Statistics show drivers with mild depression are more than twice as likely to have an accident or near miss as drivers who do not have depression. Drivers with very severe depression are almost six times more likely to have an accident or near miss.

Given the accident risk associated with depression, the ATA believes it would be appropriate to add a screening tool to the patient questionnaire filled in by truck drivers before they undertake their medicals, such as the K10 questionnaire used in the medical standard for safety critical rail workers.

The K10 questionnaire asks ten questions about the patient’s feelings over the last four months. It can be incorporated into the questionnaire that drivers are already asked to fill out; no extra tests or costs are required.

Truck drivers whose questionnaire results indicate depression should then be referred for help.
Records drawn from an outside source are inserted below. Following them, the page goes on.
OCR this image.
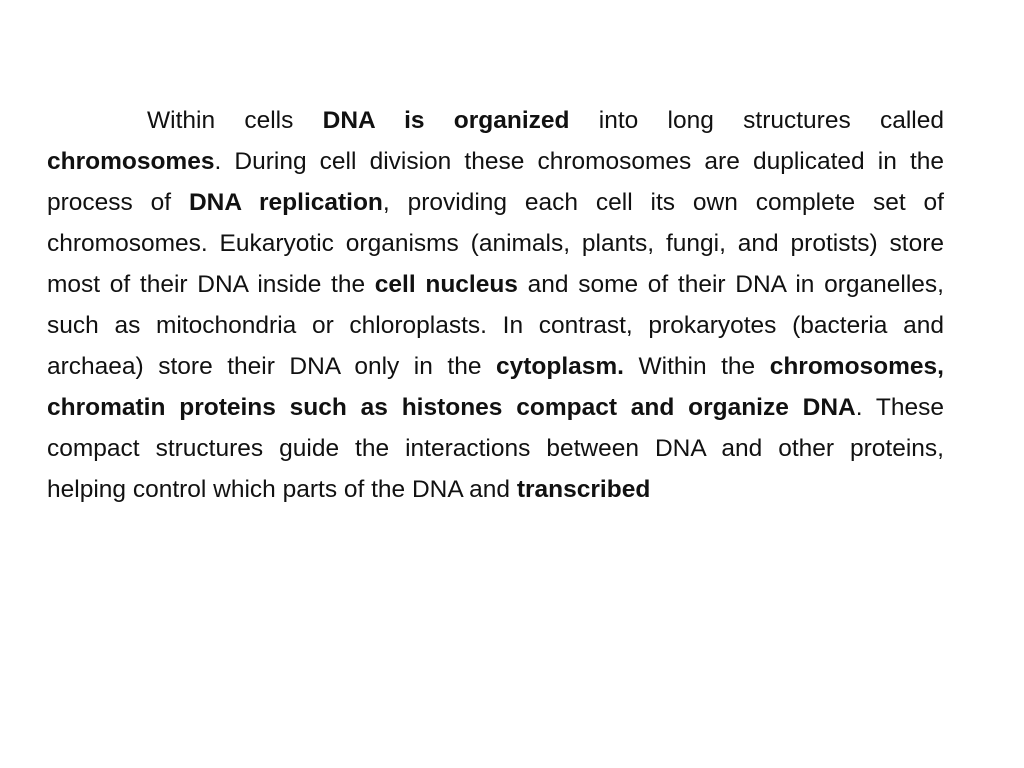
Within cells DNA is organized into long structures called chromosomes. During cell division these chromosomes are duplicated in the process of DNA replication, providing each cell its own complete set of chromosomes. Eukaryotic organisms (animals, plants, fungi, and protists) store most of their DNA inside the cell nucleus and some of their DNA in organelles, such as mitochondria or chloroplasts. In contrast, prokaryotes (bacteria and archaea) store their DNA only in the cytoplasm. Within the chromosomes, chromatin proteins such as histones compact and organize DNA. These compact structures guide the interactions between DNA and other proteins, helping control which parts of the DNA and transcribed
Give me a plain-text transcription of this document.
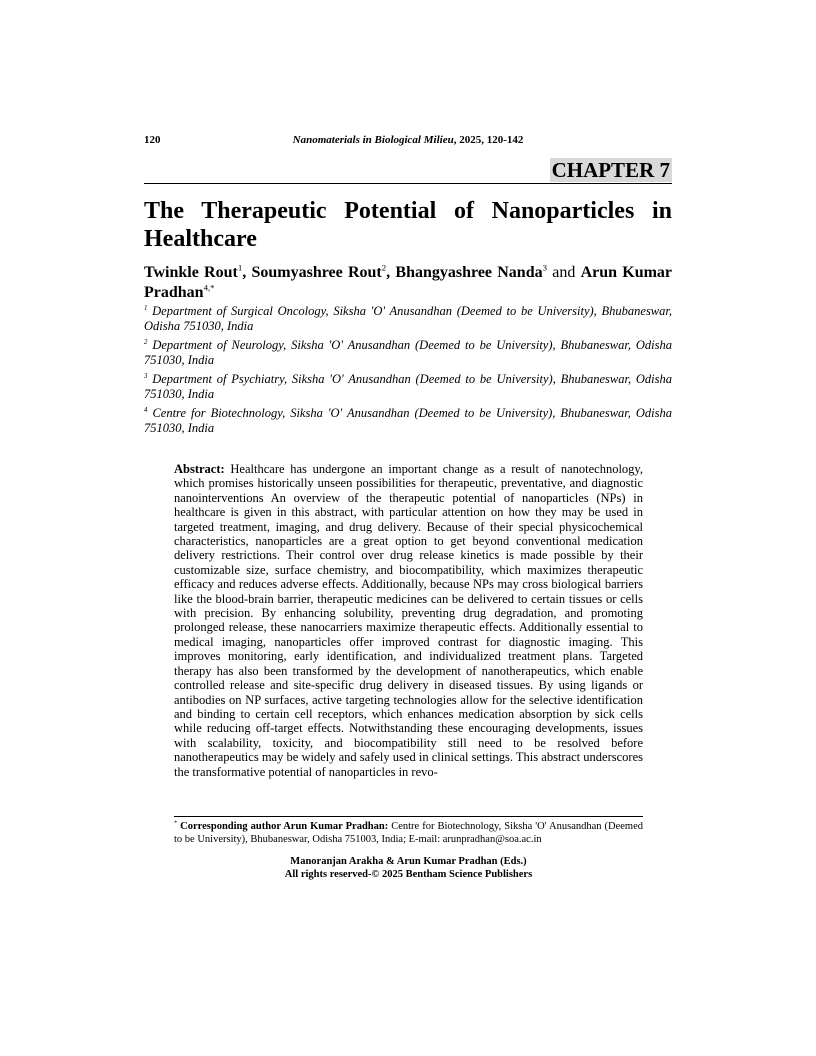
120	Nanomaterials in Biological Milieu, 2025, 120-142
CHAPTER 7
The Therapeutic Potential of Nanoparticles in Healthcare
Twinkle Rout$^1$, Soumyashree Rout$^2$, Bhangyashree Nanda$^3$ and Arun Kumar Pradhan$^{4,*}$
$^1$ Department of Surgical Oncology, Siksha 'O' Anusandhan (Deemed to be University), Bhubaneswar, Odisha 751030, India
$^2$ Department of Neurology, Siksha 'O' Anusandhan (Deemed to be University), Bhubaneswar, Odisha 751030, India
$^3$ Department of Psychiatry, Siksha 'O' Anusandhan (Deemed to be University), Bhubaneswar, Odisha 751030, India
$^4$ Centre for Biotechnology, Siksha 'O' Anusandhan (Deemed to be University), Bhubaneswar, Odisha 751030, India
Abstract: Healthcare has undergone an important change as a result of nanotechnology, which promises historically unseen possibilities for therapeutic, preventative, and diagnostic nanointerventions An overview of the therapeutic potential of nanoparticles (NPs) in healthcare is given in this abstract, with particular attention on how they may be used in targeted treatment, imaging, and drug delivery. Because of their special physicochemical characteristics, nanoparticles are a great option to get beyond conventional medication delivery restrictions. Their control over drug release kinetics is made possible by their customizable size, surface chemistry, and biocompatibility, which maximizes therapeutic efficacy and reduces adverse effects. Additionally, because NPs may cross biological barriers like the blood-brain barrier, therapeutic medicines can be delivered to certain tissues or cells with precision. By enhancing solubility, preventing drug degradation, and promoting prolonged release, these nanocarriers maximize therapeutic effects. Additionally essential to medical imaging, nanoparticles offer improved contrast for diagnostic imaging. This improves monitoring, early identification, and individualized treatment plans. Targeted therapy has also been transformed by the development of nanotherapeutics, which enable controlled release and site-specific drug delivery in diseased tissues. By using ligands or antibodies on NP surfaces, active targeting technologies allow for the selective identification and binding to certain cell receptors, which enhances medication absorption by sick cells while reducing off-target effects. Notwithstanding these encouraging developments, issues with scalability, toxicity, and biocompatibility still need to be resolved before nanotherapeutics may be widely and safely used in clinical settings. This abstract underscores the transformative potential of nanoparticles in revo-
* Corresponding author Arun Kumar Pradhan: Centre for Biotechnology, Siksha 'O' Anusandhan (Deemed to be University), Bhubaneswar, Odisha 751003, India; E-mail: arunpradhan@soa.ac.in
Manoranjan Arakha & Arun Kumar Pradhan (Eds.)
All rights reserved-© 2025 Bentham Science Publishers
Because of the limitations of any screening tool, drivers referred for help should continue to hold their licence without restrictions, unless those are warranted on clinical grounds.

The ATA submission also recommends that:

  • the standards should require practitioners to map out a treatment and review program for commercial drivers with a blood pressure of less than 200/110 but greater than 150/95 unless the driver is already receiving treatment.
  • practitioners should receive more guidance on identifying and assessing the safety risks of hypoglycaemic unawareness; that is, when a person does not recognise they are suffering the early symptoms of a diabetic attack.
  • the commercial standard for diabetes controlled by diet alone should require practitioners to ensure that diabetic drivers understand the critical importance of having regular meals and managing their fatigue, and that they understand how to manage their meals and fatigue under the trucking industry’s operating conditions.
  • the sleep apnoea standard for commercial drivers should require practitioners to assess their physical measurements, such as their neck circumference, as well as the results of the questionnaire they fill in. Commercial drivers whose physical measurements indicate a high likelihood of sleep apnoea should be referred for further investigation.